Mbak, jika ada waktu bisakah kita bertemu esok hari di café dekat kantor? Ada yang ingin ku bicarakan.

Guyonan macam apa lagi ini?

Dila mengerutkan keningnya, ia merasa terbebani jika ia harus bertemu dengan Amara empat mata. Terlalu ceroboh dan berbahaya. Hal pertama yang membuatnya bingung adalah bagaimana caranya ia berbincang dengan Amara dalam waktu yang cukup lama tanpa terbongkar rahasia bahwa Dila tidak bisa berbicara dengan lancar.

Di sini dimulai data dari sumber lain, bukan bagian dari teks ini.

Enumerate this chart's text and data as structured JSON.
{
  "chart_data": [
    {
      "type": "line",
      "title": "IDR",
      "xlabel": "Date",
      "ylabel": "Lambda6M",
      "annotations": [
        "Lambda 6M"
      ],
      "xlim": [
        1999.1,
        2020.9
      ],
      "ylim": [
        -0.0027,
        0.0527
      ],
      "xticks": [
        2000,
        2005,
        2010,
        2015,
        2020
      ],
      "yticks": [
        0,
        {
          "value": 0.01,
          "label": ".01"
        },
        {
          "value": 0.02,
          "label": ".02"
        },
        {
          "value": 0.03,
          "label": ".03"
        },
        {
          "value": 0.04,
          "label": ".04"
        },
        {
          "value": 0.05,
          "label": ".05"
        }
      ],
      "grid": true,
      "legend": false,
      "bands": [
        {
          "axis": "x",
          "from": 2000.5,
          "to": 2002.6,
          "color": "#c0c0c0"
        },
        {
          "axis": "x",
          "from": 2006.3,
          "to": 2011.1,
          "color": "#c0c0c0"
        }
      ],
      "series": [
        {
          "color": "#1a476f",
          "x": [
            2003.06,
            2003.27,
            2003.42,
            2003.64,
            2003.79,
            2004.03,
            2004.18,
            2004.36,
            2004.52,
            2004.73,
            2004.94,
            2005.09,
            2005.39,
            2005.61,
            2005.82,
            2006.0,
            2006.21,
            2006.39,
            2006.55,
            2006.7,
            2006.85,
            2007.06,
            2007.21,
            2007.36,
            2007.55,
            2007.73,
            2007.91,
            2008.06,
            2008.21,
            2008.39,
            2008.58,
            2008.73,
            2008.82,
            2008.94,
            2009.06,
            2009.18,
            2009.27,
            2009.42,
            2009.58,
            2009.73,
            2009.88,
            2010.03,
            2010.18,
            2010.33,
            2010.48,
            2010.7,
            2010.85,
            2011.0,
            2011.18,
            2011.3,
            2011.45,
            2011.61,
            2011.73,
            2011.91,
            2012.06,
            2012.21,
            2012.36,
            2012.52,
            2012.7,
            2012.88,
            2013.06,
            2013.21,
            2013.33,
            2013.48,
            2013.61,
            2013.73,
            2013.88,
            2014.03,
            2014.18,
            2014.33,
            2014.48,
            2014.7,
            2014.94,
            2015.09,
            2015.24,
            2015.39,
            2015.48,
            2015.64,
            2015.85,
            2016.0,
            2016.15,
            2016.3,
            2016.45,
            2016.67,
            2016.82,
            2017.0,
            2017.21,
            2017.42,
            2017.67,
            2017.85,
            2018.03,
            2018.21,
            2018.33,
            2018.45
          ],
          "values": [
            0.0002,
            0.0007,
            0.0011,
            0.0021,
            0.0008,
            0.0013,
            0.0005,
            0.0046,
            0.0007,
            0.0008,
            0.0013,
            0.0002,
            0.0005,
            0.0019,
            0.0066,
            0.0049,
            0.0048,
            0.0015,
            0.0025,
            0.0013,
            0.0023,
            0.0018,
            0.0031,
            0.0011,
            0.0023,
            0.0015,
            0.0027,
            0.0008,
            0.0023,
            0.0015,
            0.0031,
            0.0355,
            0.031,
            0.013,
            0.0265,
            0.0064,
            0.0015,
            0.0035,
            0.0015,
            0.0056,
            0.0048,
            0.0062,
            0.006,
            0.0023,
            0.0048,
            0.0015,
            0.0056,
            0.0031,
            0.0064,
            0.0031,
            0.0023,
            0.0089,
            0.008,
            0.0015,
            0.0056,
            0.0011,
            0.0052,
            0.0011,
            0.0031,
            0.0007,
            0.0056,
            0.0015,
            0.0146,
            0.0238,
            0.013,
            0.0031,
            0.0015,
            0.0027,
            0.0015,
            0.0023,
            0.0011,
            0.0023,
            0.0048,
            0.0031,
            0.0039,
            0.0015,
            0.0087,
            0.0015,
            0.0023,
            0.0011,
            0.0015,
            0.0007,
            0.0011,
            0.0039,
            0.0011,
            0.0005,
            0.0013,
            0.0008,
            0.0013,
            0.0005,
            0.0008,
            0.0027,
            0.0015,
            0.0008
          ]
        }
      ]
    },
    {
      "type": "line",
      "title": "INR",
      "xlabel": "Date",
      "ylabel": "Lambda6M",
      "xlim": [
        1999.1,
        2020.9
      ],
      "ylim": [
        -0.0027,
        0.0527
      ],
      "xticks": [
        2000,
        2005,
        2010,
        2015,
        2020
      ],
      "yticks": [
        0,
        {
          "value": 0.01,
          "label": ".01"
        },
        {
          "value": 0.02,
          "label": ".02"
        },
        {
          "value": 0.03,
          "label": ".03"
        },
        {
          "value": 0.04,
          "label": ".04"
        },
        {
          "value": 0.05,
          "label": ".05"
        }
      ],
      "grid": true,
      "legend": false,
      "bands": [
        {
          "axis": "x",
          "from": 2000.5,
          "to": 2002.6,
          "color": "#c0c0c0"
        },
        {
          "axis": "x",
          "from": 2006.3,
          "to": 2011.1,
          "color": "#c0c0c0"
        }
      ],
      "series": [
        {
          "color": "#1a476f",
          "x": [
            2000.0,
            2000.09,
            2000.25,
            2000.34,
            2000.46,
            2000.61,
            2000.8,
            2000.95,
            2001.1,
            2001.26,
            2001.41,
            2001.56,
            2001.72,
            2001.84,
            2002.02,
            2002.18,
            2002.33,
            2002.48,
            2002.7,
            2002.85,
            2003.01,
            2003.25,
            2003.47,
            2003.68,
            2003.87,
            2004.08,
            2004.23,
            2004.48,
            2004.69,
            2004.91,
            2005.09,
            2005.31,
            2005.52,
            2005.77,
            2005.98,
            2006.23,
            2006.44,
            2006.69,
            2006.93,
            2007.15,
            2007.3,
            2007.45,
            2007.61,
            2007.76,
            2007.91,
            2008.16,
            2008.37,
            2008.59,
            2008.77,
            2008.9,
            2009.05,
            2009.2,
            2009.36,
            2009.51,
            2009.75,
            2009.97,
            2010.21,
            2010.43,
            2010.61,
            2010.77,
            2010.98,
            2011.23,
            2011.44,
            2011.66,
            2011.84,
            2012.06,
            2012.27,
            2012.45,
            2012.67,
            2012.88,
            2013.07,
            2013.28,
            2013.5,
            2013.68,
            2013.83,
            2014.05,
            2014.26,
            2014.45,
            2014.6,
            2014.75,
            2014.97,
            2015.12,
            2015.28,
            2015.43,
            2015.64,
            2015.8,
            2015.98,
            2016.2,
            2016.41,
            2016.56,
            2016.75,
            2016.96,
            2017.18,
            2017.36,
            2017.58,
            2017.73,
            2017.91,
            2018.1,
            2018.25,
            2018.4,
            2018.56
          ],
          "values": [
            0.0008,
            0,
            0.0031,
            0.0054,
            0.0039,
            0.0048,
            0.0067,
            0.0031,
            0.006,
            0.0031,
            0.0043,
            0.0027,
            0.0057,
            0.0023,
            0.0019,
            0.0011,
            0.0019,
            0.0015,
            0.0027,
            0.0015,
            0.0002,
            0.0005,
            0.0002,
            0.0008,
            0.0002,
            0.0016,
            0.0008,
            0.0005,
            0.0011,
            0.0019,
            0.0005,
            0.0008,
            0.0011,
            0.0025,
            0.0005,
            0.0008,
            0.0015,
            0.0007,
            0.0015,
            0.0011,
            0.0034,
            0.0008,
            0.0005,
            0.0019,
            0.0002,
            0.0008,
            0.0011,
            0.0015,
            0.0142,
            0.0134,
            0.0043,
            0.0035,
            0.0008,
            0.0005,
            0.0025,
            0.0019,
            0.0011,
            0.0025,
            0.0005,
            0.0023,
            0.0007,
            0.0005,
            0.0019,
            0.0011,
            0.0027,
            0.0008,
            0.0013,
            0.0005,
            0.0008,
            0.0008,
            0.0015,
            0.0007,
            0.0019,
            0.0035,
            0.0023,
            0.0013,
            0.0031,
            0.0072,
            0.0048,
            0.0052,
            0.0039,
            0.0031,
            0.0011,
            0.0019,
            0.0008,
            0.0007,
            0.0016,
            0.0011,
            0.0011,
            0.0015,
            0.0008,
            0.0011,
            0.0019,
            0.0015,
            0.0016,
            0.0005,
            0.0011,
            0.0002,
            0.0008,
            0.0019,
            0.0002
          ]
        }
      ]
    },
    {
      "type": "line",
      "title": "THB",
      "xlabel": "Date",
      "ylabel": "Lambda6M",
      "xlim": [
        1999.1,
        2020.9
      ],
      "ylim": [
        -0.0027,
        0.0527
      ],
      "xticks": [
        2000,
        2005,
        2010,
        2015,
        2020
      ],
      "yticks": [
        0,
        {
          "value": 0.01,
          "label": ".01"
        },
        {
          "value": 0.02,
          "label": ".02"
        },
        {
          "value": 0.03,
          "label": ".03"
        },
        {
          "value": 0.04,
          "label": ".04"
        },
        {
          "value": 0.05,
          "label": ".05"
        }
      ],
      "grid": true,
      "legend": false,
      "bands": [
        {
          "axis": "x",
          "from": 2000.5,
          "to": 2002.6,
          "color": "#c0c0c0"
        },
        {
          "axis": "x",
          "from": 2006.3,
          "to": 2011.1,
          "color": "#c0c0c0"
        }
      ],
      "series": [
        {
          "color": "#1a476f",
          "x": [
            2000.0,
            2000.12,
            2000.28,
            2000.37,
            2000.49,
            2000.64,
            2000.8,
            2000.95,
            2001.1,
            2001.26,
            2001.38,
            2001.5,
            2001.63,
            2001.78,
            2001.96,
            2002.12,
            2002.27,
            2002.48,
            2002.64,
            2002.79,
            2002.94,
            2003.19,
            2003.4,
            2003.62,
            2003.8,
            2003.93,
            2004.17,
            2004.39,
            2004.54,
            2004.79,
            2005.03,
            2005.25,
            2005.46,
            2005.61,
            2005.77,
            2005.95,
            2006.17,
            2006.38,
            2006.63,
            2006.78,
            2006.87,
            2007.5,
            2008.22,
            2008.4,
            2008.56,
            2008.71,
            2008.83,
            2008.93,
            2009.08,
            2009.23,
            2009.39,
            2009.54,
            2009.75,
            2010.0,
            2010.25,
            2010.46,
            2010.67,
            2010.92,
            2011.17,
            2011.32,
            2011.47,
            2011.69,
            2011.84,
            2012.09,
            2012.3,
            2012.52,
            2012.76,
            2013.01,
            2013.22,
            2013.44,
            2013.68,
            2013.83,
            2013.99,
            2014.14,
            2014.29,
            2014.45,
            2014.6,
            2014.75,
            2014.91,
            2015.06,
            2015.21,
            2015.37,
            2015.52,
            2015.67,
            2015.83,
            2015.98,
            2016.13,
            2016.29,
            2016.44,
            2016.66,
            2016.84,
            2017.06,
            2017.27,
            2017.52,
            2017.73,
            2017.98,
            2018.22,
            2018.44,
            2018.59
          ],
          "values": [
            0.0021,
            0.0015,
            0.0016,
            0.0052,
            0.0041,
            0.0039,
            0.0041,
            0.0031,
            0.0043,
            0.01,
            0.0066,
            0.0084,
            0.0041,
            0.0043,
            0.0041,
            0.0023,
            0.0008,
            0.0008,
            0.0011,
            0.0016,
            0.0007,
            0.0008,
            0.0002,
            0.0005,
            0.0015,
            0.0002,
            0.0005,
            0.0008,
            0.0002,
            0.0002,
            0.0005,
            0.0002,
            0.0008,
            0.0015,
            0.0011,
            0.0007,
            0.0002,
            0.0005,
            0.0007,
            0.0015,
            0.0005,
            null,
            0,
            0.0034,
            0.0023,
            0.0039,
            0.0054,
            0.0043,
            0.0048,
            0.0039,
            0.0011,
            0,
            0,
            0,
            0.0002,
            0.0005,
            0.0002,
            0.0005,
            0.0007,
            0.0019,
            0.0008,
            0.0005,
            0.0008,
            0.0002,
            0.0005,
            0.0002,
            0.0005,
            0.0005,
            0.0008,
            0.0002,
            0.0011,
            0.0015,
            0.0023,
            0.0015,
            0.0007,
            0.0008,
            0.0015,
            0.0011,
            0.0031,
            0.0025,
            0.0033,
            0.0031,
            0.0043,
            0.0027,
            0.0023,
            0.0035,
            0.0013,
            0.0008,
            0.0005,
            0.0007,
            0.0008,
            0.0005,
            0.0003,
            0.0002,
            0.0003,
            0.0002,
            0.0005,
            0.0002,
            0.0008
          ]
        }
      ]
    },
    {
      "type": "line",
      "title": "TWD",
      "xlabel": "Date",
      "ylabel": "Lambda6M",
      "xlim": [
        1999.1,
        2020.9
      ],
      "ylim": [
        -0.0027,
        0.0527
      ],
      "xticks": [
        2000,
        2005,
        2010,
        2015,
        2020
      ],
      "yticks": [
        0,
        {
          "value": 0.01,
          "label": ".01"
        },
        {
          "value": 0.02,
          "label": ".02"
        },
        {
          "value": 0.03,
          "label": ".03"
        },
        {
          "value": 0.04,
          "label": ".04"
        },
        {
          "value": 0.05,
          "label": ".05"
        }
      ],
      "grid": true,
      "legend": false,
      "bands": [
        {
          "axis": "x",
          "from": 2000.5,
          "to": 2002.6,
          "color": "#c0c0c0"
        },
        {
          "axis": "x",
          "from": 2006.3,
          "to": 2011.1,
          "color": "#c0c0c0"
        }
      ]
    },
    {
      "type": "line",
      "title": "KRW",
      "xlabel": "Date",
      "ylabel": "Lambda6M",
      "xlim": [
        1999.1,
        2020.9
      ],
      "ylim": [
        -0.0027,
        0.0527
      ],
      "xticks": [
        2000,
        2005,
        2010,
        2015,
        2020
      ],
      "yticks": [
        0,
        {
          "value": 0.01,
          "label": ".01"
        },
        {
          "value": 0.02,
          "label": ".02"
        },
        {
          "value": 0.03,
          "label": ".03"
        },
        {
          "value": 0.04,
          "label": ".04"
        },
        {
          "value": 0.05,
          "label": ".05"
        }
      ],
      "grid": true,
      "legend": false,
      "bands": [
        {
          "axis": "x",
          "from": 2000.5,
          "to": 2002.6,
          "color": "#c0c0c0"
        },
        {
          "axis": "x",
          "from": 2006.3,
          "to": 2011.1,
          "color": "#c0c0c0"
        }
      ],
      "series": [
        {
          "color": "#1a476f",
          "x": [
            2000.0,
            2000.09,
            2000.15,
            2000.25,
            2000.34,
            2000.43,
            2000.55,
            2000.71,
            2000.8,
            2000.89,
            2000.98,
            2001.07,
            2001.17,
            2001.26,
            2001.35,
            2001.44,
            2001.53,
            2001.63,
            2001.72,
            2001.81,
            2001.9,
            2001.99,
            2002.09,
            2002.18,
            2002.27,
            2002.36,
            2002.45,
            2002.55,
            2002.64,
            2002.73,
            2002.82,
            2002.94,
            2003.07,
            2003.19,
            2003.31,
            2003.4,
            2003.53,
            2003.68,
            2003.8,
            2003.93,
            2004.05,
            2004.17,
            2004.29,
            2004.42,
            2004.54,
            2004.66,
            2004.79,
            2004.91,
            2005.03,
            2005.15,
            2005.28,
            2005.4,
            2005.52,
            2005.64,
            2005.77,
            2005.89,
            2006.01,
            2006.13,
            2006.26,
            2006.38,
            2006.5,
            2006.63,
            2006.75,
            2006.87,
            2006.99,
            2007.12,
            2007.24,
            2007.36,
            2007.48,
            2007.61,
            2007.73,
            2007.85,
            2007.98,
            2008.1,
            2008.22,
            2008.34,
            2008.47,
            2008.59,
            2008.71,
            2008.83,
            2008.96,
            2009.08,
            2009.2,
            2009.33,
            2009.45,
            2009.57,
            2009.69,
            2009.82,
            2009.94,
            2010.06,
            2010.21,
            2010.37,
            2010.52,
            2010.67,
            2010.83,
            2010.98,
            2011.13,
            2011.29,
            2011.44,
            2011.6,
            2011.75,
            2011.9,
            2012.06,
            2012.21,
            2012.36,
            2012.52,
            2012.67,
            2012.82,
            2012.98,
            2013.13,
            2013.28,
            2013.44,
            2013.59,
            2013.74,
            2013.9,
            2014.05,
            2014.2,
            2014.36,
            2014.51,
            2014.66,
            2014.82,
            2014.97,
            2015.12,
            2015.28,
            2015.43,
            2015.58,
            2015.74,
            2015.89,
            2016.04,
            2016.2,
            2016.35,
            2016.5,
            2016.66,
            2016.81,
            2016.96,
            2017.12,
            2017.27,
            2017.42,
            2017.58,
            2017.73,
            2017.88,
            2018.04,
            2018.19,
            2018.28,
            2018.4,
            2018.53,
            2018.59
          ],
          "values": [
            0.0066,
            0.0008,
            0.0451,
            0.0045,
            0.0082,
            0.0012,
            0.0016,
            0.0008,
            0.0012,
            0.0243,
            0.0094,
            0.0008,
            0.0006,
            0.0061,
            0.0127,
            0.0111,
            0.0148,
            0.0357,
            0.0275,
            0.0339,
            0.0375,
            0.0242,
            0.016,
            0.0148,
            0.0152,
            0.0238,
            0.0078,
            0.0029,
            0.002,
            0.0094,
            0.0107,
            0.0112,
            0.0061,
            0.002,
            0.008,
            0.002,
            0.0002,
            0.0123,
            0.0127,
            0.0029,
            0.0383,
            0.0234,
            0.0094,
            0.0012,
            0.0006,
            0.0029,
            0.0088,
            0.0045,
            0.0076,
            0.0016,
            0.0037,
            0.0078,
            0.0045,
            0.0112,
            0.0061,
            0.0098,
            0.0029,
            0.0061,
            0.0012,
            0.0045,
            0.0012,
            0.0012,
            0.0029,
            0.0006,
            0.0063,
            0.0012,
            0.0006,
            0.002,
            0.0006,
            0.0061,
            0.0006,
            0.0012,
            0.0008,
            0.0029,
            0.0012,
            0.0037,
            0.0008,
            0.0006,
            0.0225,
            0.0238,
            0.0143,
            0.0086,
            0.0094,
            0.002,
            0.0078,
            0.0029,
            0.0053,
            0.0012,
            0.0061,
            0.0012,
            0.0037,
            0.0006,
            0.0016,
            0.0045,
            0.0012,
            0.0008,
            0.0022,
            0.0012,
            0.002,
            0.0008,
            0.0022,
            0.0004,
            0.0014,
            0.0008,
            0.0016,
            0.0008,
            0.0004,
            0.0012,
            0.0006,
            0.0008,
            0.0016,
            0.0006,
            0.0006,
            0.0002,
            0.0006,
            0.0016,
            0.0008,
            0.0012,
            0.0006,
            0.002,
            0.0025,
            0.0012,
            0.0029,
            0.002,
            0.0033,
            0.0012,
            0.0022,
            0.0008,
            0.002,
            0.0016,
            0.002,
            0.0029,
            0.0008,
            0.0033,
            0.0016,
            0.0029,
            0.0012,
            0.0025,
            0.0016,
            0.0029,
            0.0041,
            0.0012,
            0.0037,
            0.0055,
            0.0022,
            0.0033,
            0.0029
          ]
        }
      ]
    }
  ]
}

Kedua adalah pasti adanya mata-mata dari perusahaan rival yang mengikuti Dila.

Keduanya dapat menghasilkan resiko yang begitu fatal. Jika rahasianya terbongkar, Rivan dan keluarganya pasti akan segera mengetahui informasi tersebut. Jika mata-mata sampai mengikutinya, Amara akan ada di posisi yang berbahaya.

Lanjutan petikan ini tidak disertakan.